The two rounds that misfired were pulled and the primers were found to have ignited, so the problem wasn’t primer failure, rather the translation to charge ignition. The CFE223 granules were closely examined but no trace of damage, scorching, or partial ignition was found. Temperature at the time was around 15-deg C, so these problems cannot be blamed on a cold winter’s day. It could be that a ‘hotter’ SR primer might have been hang/misfire free but, even so, ignition would likely have been so marginal that results could have been affected, perhaps on a random basis.
On a happier note, I’ve reformed a couple of hundred 308 Palma cases to 7mm-08 for short/mid-range F-Class whose loads have been refined down to a single bullet-powder combination – 49 and a bit grains of Viht N160 under 160gn Sierra TMKs. I also experimented with 175/180gn bullets and N165 extruded magnum rifle powder working up to massively compressed charges of over 51gn weight in this long freebore chambered rifle (3-inch COALs) and never had any hint of ignition issues with any combination tried in any temperature above freezing using Remington 7½BRs. Spreads have been small and performance consistently good at out to 1000 yards with the TMK/N160 combination.
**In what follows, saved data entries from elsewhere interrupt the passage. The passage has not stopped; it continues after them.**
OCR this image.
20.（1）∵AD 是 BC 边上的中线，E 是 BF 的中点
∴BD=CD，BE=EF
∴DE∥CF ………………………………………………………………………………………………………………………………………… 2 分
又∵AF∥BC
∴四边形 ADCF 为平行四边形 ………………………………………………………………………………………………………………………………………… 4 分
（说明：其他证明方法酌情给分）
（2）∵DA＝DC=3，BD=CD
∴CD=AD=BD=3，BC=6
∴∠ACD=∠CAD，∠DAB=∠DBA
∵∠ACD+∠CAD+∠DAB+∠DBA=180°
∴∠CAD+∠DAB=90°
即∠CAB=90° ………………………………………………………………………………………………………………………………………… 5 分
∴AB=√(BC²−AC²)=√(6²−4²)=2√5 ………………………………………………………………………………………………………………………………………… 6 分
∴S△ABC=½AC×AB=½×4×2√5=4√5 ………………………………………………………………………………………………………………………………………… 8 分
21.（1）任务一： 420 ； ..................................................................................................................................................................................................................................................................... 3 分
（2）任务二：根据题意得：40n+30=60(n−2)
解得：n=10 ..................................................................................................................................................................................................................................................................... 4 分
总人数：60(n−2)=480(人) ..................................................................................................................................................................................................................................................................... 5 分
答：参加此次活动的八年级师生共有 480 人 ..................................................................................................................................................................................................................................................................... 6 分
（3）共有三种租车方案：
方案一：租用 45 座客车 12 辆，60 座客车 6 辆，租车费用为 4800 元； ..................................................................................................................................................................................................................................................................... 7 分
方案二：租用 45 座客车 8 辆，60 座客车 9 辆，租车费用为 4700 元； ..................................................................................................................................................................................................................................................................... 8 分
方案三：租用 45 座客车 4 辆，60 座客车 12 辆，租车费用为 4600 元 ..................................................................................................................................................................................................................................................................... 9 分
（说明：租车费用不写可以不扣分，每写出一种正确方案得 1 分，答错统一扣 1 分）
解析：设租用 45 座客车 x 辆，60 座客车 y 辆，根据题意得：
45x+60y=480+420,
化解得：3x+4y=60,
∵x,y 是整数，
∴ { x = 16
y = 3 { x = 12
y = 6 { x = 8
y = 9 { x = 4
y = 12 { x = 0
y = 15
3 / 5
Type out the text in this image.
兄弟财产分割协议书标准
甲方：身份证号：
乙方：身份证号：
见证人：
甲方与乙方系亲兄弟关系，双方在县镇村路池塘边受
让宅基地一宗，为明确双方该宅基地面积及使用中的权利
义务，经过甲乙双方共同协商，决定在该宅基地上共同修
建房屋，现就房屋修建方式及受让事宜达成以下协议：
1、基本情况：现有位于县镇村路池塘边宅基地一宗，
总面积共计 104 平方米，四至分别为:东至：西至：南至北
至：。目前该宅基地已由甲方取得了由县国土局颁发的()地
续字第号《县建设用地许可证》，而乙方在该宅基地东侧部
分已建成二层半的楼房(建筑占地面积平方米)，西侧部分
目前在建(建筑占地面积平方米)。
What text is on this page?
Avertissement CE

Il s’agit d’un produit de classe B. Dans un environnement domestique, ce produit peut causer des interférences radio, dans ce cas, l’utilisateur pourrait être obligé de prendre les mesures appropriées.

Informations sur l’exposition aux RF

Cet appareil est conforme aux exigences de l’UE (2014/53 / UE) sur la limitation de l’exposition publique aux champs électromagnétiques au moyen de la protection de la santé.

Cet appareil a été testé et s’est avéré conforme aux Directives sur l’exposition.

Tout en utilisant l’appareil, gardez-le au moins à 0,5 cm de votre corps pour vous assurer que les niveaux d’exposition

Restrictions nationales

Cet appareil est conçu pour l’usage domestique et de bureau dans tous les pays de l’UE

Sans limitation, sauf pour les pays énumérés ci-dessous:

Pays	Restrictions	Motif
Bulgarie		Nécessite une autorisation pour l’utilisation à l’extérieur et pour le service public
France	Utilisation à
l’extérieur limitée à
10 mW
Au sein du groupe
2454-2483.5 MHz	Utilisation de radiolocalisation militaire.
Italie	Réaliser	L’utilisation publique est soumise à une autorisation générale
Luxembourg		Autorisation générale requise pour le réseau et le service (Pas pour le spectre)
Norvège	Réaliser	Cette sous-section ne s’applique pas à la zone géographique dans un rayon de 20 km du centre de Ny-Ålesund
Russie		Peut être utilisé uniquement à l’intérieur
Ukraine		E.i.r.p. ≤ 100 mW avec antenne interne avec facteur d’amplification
In conclusion, it seems that the SR primer will cope with most propellants and up to 50gn charges, in 7mm and 30 calibre cartridges. Although it exhibits less performance variability than the LRP type in 308, it will reward, even require, experimentation in matching primer model to powder and loading. Unlike with Large Rifle primers, there is the thin/weak cup issue to be aware of which constrains use of some models. As in my older LRP tests, it was gratifying to find that less popular (and expensive) models performed every bit as well as and sometimes better than most people’s first choices. Given that a recently revised price list from a major UK handloading supplies retailer shows CCI-BR2 (LRP) and BR4 (SRP) match primers at £92.50/1000 that is no bad thing!

Warning – Both load combinations quoted in the test exceeded the propellant manufacturers’ maximum charges. They proved safe in the author’s rifle when loaded in Lapua ‘Palma’ small-primer cases. They may not do so in other rifles, and almost will not do so in standard Large Rifle primed brass. Do not copy these loads for use in any other make / type of case, moreover drop charges by three to four grains weight and work up in small increments whilst looking for pressure signs.